3065 sayılı Katma Değer Vergisi Kanununun 29'uncu maddesinde, mükelleflerin vergiye tabi işlemleri üzerinden hesaplanan katma değer vergisinden, faaliyetlerine ilişkin olarak kendilerine yapılan teslim ve hizmetler dolayısıyla hesaplanarak, düzenlenen fatura ve benzeri vesikalarda gösterilen katma değer vergisini indirebilecekleri kuralına yer verilmiş, 34'üncü maddesinde de bu belgelerin, tutulması mecburi olan defterlere kaydedilmesi şartı aranmıştır.

Yukarıda sözü edilen düzenlemeler nedeniyle emtia veya hizmet alışını temsil eden fatura veya yerine geçen belgenin yasal defterlere usulüne uygun olarak kaydedilmesi ve bu belgelerde katma değer vergisinin ayrıca gösterilmesi, katma değer vergisi indirimi yapılabilmesinin ön koşullarıdır. Bu ön koşulların varlığının, sözü edilen defter ve belgelerin ibrazı ve incelenmesiyle saptanabileceği açıktır. Vergi idaresinin, vergiyi doğuran olayın gerçek mahiyetini ortaya çıkarabilmesi ise istendiğinde defter ve belgelerin vergi idaresinin denetim ve incelemesine sunulması ve gerektiğinde, şekline ve usulüne uygun belgelerle tevsik edilen hukuki muamelelerin karşı taraf nezdinde inceleme ve araştırma yapılmasıyla olanaklıdır.

213 sayılı Kanunun 30'uncu maddesinin 2'nci fıkrasının 3'üncü bendinde, bu Kanuna göre tutulması zorunlu olan defterlerin hepsinin veya bir kısmının vergi incelemesi yapmaya yetkili olanlara herhangi bir sebeple ibraz edilmemesi, dönem matrahının re'sen takdirini gerektiren sebep olarak öngörülmüştür.

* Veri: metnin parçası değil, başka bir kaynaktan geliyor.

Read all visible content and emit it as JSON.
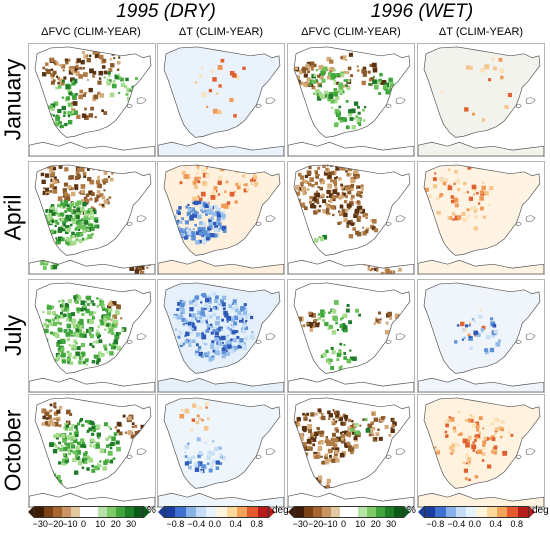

Dosyanın incelenmesinden, Ünye Vergi Dairesi Müdürlüğünün defter ve belgelerin ibrazı istemine ilişkin yazının 6.12.2010 tarihinde şirket adresinde ortağa tebliğ edildiği ancak takdir komisyonuna 2.12.2010 tarihinde sevk edildiği, tarhiyatın ise 22.12.2011 tarih ve 2011-22-28423 sayılı Basit Rapora dayandığı görülmekte olup, defter ve belge ibrazı için verilen süre beklenilmeksizin daha önceki bir tarihte takdire sevk işleminin gerçekleştirildiği, takdire sevk tarihi itibarıyla ibraz etmeme eyleminin gerçekleştiğinden dolayısıyla re'sen tarh nedeninin oluştuğundan söz edilemeyeceği dikkate alındığında, tarhiyatın defter ve belgelerin ibraz edilmemesinden kaynaklanan kısmında hukuka uygunluk görülmediğinden, bu husus gözetilmek ve Eylül 2004 döneminden devreden katma değer vergisinin 2005 yılının Ocak döneminde dikkate alınması suretiyle yeniden bir karar verilmek üzere vergi mahkemesi kararının bozulması davalı idare temyiz isteminin bu nedenle reddi gerekmiştir.

Açıklanan nedenlerle, davacı temyiz isteminin kısmen reddiyle, İstanbul 11. Vergi Mahkemesinin 15.11.2012 gün ve E:2012/338, K:2012/2586 sayılı kararının, tarhiyatın, kredi kartıyla yapılan satışların beyan edilmemesinden kaynaklanan kısmına ilişkin hüküm fıkrasının onanmasına, defter ve belgelerin ibraz edilmemesinden kaynaklanan kısmının reddine ilişkin hüküm fıkrasına davacı tarafından yöneltilen temyiz isteminin kabulüyle değinilen hüküm fıkrasının bozulmasına, davalı idarenin temyiz isteminin bu nedenle reddine, davacıdan 492 sayılı Harçlar Kanununa bağlı (3) sayılı Tarife uyarınca nispi harç alınmasına, yargılama giderlerinin yeniden verilecek kararda karşılanmasına, kararın tebliğ tarihini izleyen onbeş gün içinde Danıştay nezdinde kararın düzeltilmesi yolu açık olmak üzere, 11.12.2017 gününde oyçokluğuyla karar verildi.